ごく普通の主婦らしく「どうしよう!」というような表情をしてた。
あちこち痛むけど、なんとか立とうとしていると、誰かが「救急車呼ぶ?」と言ってきた。
バイトに行く途中なのに、救急車なんて乗ってたら遅刻するじゃん!
しかたなく救急車を呼ばれないためにも、なんとか立とうとするけど、痛くてすぐには立てるわけがない。

そのうちなんとか立ち上がって、辺りを見回してみた
自転車は転がっているし、バックは別の方向に飛んでるし、野次馬がいたりで、自分が事故ったと改めて実感。
運転していた主婦や、やじうま代表のお姉さん(看護学生〜?)
に「けがは!?」と聞かれながら、とりあえず道の真ん中から退くため、支えられながら数歩歩くうちに、足に力が入らなくなって、目の前は真っ暗になり。
意識はあるけれど、私は道にまた倒れてしまった。
すごいね、俗に言う「暗転」ですわ。

「やっぱり救急車呼ばないと!」と誰かが言っているのを聞きながら、おばさんに「大丈夫??」と聞かれる。
「いや…ちょっと休ませて…」と私が思っていると、全然関係のない車が道を通ろうとやってきて、クラクションを鳴らしてきた。
「どけ」と騒ぐおじさんの声を聞きながらも
「ちょっとは状況見て思いやんなさいよ…」と思うあたりが私。
誰かに支えられて道のはじに動かされました。

相手の車の中で、運転手の人に連絡先を書いてもらっている間に、真っ暗だった視界が復活。
バイトのことしか考えてなかった私は、バイト先に電話をした。

店長がでた。(当時の店長は、所帯持ちの女性社員と不倫してた)
「あ、すみません。ちょっと事故っちゃって、1時間くらい遅刻するかもしれないです」
「なに!?事故ったの!?」
「はい、でもたいしたことないので行きますから」

普通、バイト先より普通家に電話するんだろうに。

運転手の人と連絡先を交換した後、誰かに「救急車呼んだからね」と言われる。
そのときにはもう気分もよくなっていたので、救急車が来ると聞いて「どうしよう、おおごとになってしまった」と思った。
どうせ呼ぶなら、119番、自分で電話したかった…
公衆電話、ほんとに無料でかけられるか試したかったのに…

立ちつくす私の前に、来てしまった救急隊の人は「頭は打ってない?」と聞きながら、私を救急車に乗せてしまった。
救急隊員のお兄さんがかっこよかったのと ←(笑)
たいしたことないのに来てもらってしまったことから、かなり困りながら血圧を計らた。
随分低かったらしく、「随分血圧低いね、いつもこんなに低いの?」と聞かれた。
うちの母方、みんな低血圧なんだよね…

おそらく意識確認も含め、住所や名前生年月日や事故の状況を詳しく聞かれながら「私もう大丈夫なんですけど」と言ったのに、
「とりあえず病院行ってみてもらおうね」と言われ、近くの病院へ連行された。
サイレンを鳴らしながら走る救急車の中で、だんだんはずかしくなった私は、なんだかおかしくなって照れ笑いがこみあげてきてしまいました。
病院で魔っていた医師には、「笑いながら救急車に乗ってきた人は初めて見たよ」と言われた。
絶対に頭は打ってないと断言し、とりあえず一番痛む腰のレントゲンだけとられ、帰っていいと許可をもらった。

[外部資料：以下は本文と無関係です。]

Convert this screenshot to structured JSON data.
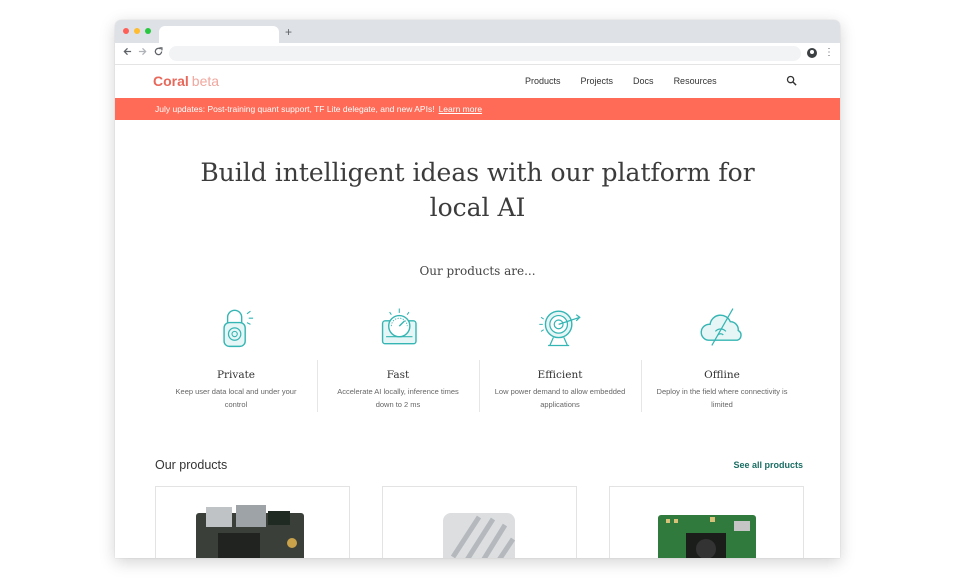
{
  "colors": {
    "accent": "#ff6b57",
    "teal": "#35b5b3",
    "link": "#1a6e63"
  },
  "browser": {
    "new_tab_label": "+",
    "back_icon": "arrow-left-icon",
    "forward_icon": "arrow-right-icon",
    "reload_icon": "reload-icon"
  },
  "nav": {
    "logo": "Coral",
    "logo_suffix": "beta",
    "items": [
      {
        "label": "Products"
      },
      {
        "label": "Projects"
      },
      {
        "label": "Docs"
      },
      {
        "label": "Resources"
      }
    ]
  },
  "banner": {
    "text": "July updates: Post-training quant support, TF Lite delegate, and new APIs!",
    "link": "Learn more"
  },
  "hero": {
    "line1": "Build intelligent ideas with our platform for",
    "line2": "local AI"
  },
  "products_intro": "Our products are...",
  "features": [
    {
      "icon": "padlock-icon",
      "title": "Private",
      "desc": "Keep user data local and under your control"
    },
    {
      "icon": "speedometer-icon",
      "title": "Fast",
      "desc": "Accelerate AI locally, inference times down to 2 ms"
    },
    {
      "icon": "target-icon",
      "title": "Efficient",
      "desc": "Low power demand to allow embedded applications"
    },
    {
      "icon": "cloud-offline-icon",
      "title": "Offline",
      "desc": "Deploy in the field where connectivity is limited"
    }
  ],
  "our_products": {
    "title": "Our products",
    "see_all": "See all products"
  }
}
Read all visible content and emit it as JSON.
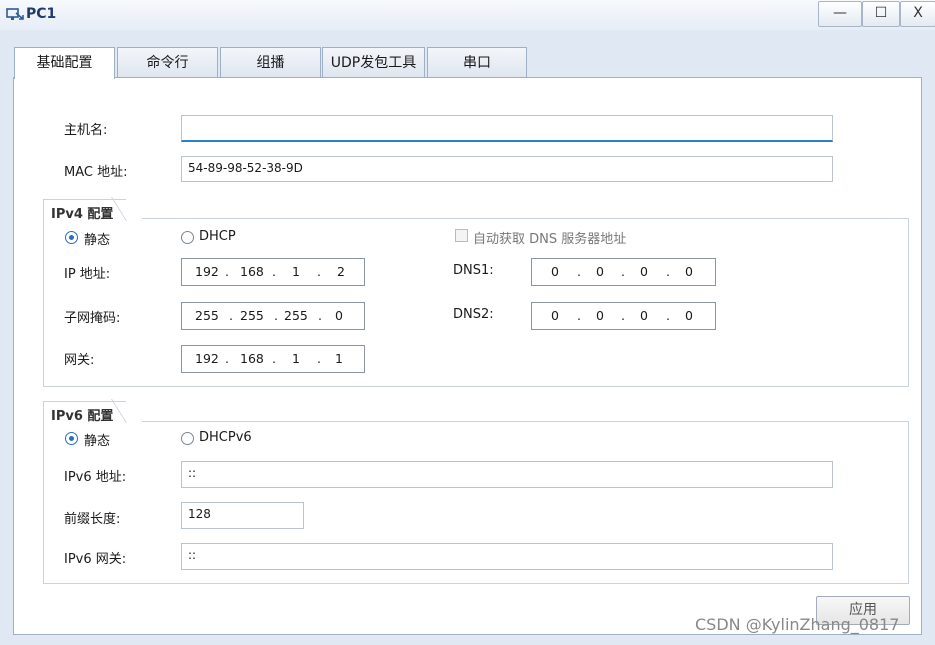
{
  "window": {
    "title": "PC1",
    "controls": {
      "minimize": "—",
      "maximize": "☐",
      "close": "X"
    }
  },
  "tabs": [
    "基础配置",
    "命令行",
    "组播",
    "UDP发包工具",
    "串口"
  ],
  "basic": {
    "hostname_label": "主机名:",
    "hostname_value": "",
    "mac_label": "MAC 地址:",
    "mac_value": "54-89-98-52-38-9D"
  },
  "ipv4": {
    "group_label": "IPv4 配置",
    "static_label": "静态",
    "dhcp_label": "DHCP",
    "auto_dns_label": "自动获取 DNS 服务器地址",
    "ip_label": "IP 地址:",
    "ip": [
      "192",
      "168",
      "1",
      "2"
    ],
    "mask_label": "子网掩码:",
    "mask": [
      "255",
      "255",
      "255",
      "0"
    ],
    "gateway_label": "网关:",
    "gateway": [
      "192",
      "168",
      "1",
      "1"
    ],
    "dns1_label": "DNS1:",
    "dns1": [
      "0",
      "0",
      "0",
      "0"
    ],
    "dns2_label": "DNS2:",
    "dns2": [
      "0",
      "0",
      "0",
      "0"
    ]
  },
  "ipv6": {
    "group_label": "IPv6 配置",
    "static_label": "静态",
    "dhcp_label": "DHCPv6",
    "addr_label": "IPv6 地址:",
    "addr_value": "::",
    "prefix_label": "前缀长度:",
    "prefix_value": "128",
    "gateway_label": "IPv6 网关:",
    "gateway_value": "::"
  },
  "apply_label": "应用",
  "watermark": "CSDN @KylinZhang_0817"
}
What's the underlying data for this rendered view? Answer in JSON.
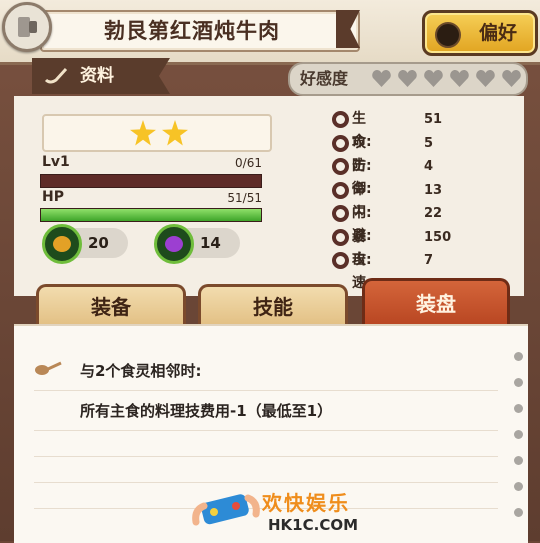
{
  "header": {
    "dish_name": "勃艮第红酒炖牛肉",
    "preference_label": "偏好",
    "section_label": "资料",
    "affinity_label": "好感度",
    "affinity_level": 0,
    "affinity_max": 6
  },
  "card": {
    "stars": 2,
    "level_label": "Lv1",
    "level_value": "0/61",
    "level_fraction": 0,
    "hp_label": "HP",
    "hp_value": "51/51",
    "hp_fraction": 1,
    "resource_1": "20",
    "resource_2": "14"
  },
  "stats": [
    {
      "label": "生命:",
      "value": "51"
    },
    {
      "label": "攻击:",
      "value": "5"
    },
    {
      "label": "防御:",
      "value": "4"
    },
    {
      "label": "命中:",
      "value": "13"
    },
    {
      "label": "闪避:",
      "value": "22"
    },
    {
      "label": "暴击:",
      "value": "150"
    },
    {
      "label": "攻速:",
      "value": "7"
    }
  ],
  "tabs": [
    {
      "label": "装备"
    },
    {
      "label": "技能"
    },
    {
      "label": "装盘"
    }
  ],
  "note": {
    "line1": "与2个食灵相邻时:",
    "line2": "所有主食的料理技费用-1（最低至1）"
  },
  "watermark": {
    "title": "欢快娱乐",
    "url": "HK1C.COM"
  },
  "colors": {
    "accent": "#e1a421",
    "active_tab": "#b5421f",
    "hp_bar": "#3ea52a",
    "frame": "#6b4636"
  }
}
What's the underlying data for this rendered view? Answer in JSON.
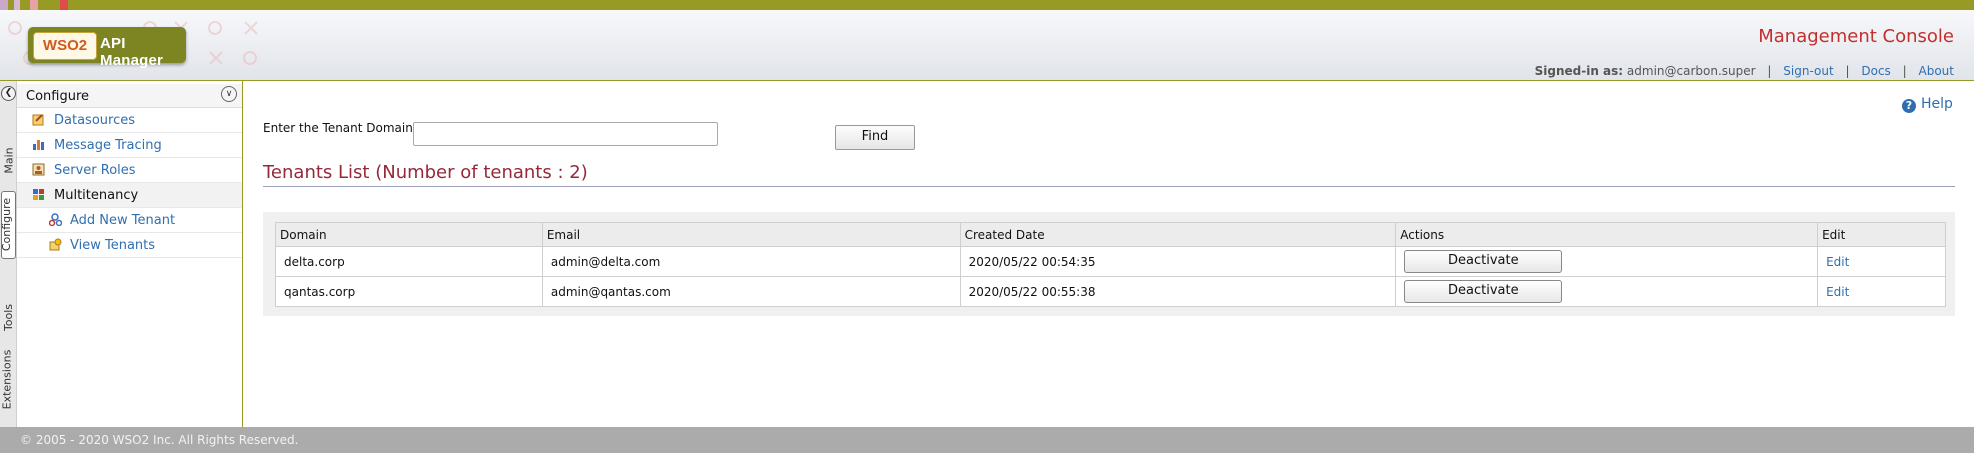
{
  "header": {
    "logo_brand": "WSO2",
    "app_name": "API Manager",
    "console_title": "Management Console",
    "signed_in_label": "Signed-in as:",
    "user": "admin@carbon.super",
    "links": [
      "Sign-out",
      "Docs",
      "About"
    ]
  },
  "side_tabs": [
    "Main",
    "Configure",
    "Tools",
    "Extensions"
  ],
  "menu": {
    "title": "Configure",
    "items": [
      {
        "label": "Datasources",
        "icon": "datasource-icon"
      },
      {
        "label": "Message Tracing",
        "icon": "tracing-chart-icon"
      },
      {
        "label": "Server Roles",
        "icon": "server-roles-icon"
      },
      {
        "label": "Multitenancy",
        "icon": "multitenancy-icon"
      },
      {
        "label": "Add New Tenant",
        "icon": "add-tenant-icon"
      },
      {
        "label": "View Tenants",
        "icon": "view-tenants-icon"
      }
    ]
  },
  "help_label": "Help",
  "search": {
    "label": "Enter the Tenant Domain",
    "value": "",
    "button": "Find"
  },
  "tenants_title": "Tenants List (Number of tenants : 2)",
  "table": {
    "columns": [
      "Domain",
      "Email",
      "Created Date",
      "Actions",
      "Edit"
    ],
    "rows": [
      {
        "domain": "delta.corp",
        "email": "admin@delta.com",
        "created": "2020/05/22 00:54:35",
        "action": "Deactivate",
        "edit": "Edit"
      },
      {
        "domain": "qantas.corp",
        "email": "admin@qantas.com",
        "created": "2020/05/22 00:55:38",
        "action": "Deactivate",
        "edit": "Edit"
      }
    ]
  },
  "footer": "© 2005 - 2020 WSO2 Inc. All Rights Reserved.",
  "colors": {
    "top_stripe": "#979a25",
    "console_title": "#c22f2f",
    "section_title": "#96283a",
    "link": "#2f6fb0",
    "footer_bg": "#ababab"
  }
}
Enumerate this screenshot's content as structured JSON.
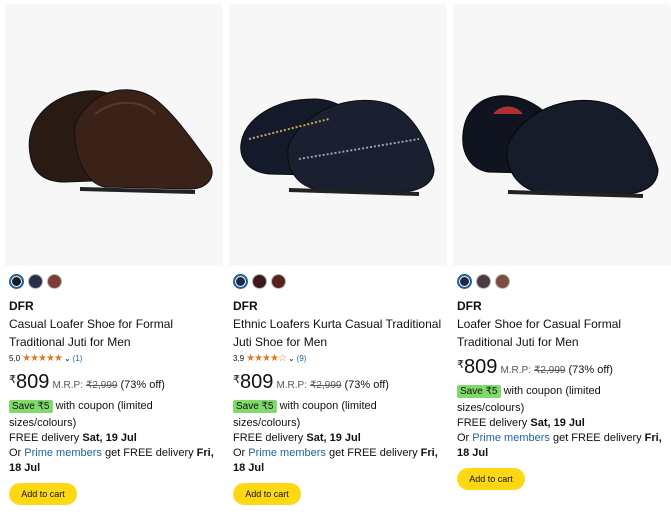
{
  "products": [
    {
      "swatch_colors": [
        "#1a1a1a",
        "#283048",
        "#7a3e32"
      ],
      "brand": "DFR",
      "title": "Casual Loafer Shoe for Formal Traditional Juti for Men",
      "rating_value": "5.0",
      "stars": "★★★★★",
      "chevron": "⌄",
      "review_count": "(1)",
      "currency": "₹",
      "price": "809",
      "mrp_label": "M.R.P:",
      "mrp": "₹2,999",
      "discount": "(73% off)",
      "coupon_badge": "Save ₹5",
      "coupon_text": "with coupon (limited sizes/colours)",
      "delivery_prefix": "FREE delivery ",
      "delivery_date": "Sat, 19 Jul",
      "prime_prefix": "Or ",
      "prime_link": "Prime members",
      "prime_suffix": " get FREE delivery ",
      "prime_date": "Fri, 18 Jul",
      "add_to_cart": "Add to cart"
    },
    {
      "swatch_colors": [
        "#1f2740",
        "#3a1a1a",
        "#5a2020"
      ],
      "brand": "DFR",
      "title": "Ethnic Loafers Kurta Casual Traditional Juti Shoe for Men",
      "rating_value": "3.9",
      "stars": "★★★★☆",
      "chevron": "⌄",
      "review_count": "(9)",
      "currency": "₹",
      "price": "809",
      "mrp_label": "M.R.P:",
      "mrp": "₹2,999",
      "discount": "(73% off)",
      "coupon_badge": "Save ₹5",
      "coupon_text": "with coupon (limited sizes/colours)",
      "delivery_prefix": "FREE delivery ",
      "delivery_date": "Sat, 19 Jul",
      "prime_prefix": "Or ",
      "prime_link": "Prime members",
      "prime_suffix": " get FREE delivery ",
      "prime_date": "Fri, 18 Jul",
      "add_to_cart": "Add to cart"
    },
    {
      "swatch_colors": [
        "#1f2740",
        "#4a3a44",
        "#7a4e40"
      ],
      "brand": "DFR",
      "title": "Loafer Shoe for Casual Formal Traditional Juti for Men",
      "currency": "₹",
      "price": "809",
      "mrp_label": "M.R.P:",
      "mrp": "₹2,999",
      "discount": "(73% off)",
      "coupon_badge": "Save ₹5",
      "coupon_text": "with coupon (limited sizes/colours)",
      "delivery_prefix": "FREE delivery ",
      "delivery_date": "Sat, 19 Jul",
      "prime_prefix": "Or ",
      "prime_link": "Prime members",
      "prime_suffix": " get FREE delivery ",
      "prime_date": "Fri, 18 Jul",
      "add_to_cart": "Add to cart"
    }
  ]
}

そうそう、レントゲンをとるまでの待時間にやっと家に電話をした。
母がでた。
「あのさ〜、さっき救急車のサイレン鳴ってなかった?あれ私」
「うん(サイレン)聞いた。まさかあんただとは思わなかったけど、嫌な予感した」

レントゲンを取り終え、受付で診察カードを作ってもらうと、「お会計ですが」と言われた。
  「(なにぃ!?)いくらですか?」
「本日は受付時間を終了しておしますので、保証金として1万円になります」
(だれが払うだそんな大金!!)
一万円なんて滅多に持ち歩かない貧乏人だけど、不幸にも給料が次の日だったので、泣く泣く支払い。
後日、この1万円は相手の人に払ってもらったけど。
実際はいくらだったのかな、レントゲン代。

  病院から帰れるんだな、と思いつつ。
「あれ?私何で帰ればいいんだろう?」と思い、受け付けの人に聞く。
「救急車で来たんですけど、どうやって帰ればいいんでしょう?」
「ご家族の方に迎えに来てもらうかタクシーで帰ってください」
なんだって〜!?
…救急車、乗ってくるんじゃなかった。
秘かに思いながら家に電話。
「お父さん今いないから、迎えにはいけないよ」
結局タクシーで家に帰りました。

家に帰るとこわれた自転車があり、前輪のホイールやパイプが曲がってた。
(修理不可能のため、相手の人に新しい物を買ってもらった)
母に「バイトに行きたいんだけど」言ったところ
「何言ってるの!?警察署行かなきゃいけないのよ?」と言われ。
バイト先に電話して、今日だけはお休みしますと連絡後、警察署へ。

署につくと、運転手の人が待っていた。
どうも事情聴取が終わってからも私を待っていたそうな。
すっかり脅えたおばさんに、「だいじょぶですよ」となぜか逆になぐさめて、お巡りさんのとこに行きました。

 その後。

新しく自転車を買ってもらい、私には体のあちこちの捻挫?打撲?があざとともに残って。
いまではどこも痛くないし、自転車恐怖症にもなっていないし。
でも。事故って恐いわ。
これからはちょっと(かなり)気をつけないと。
今度はあざとかではすまないかもしれないし。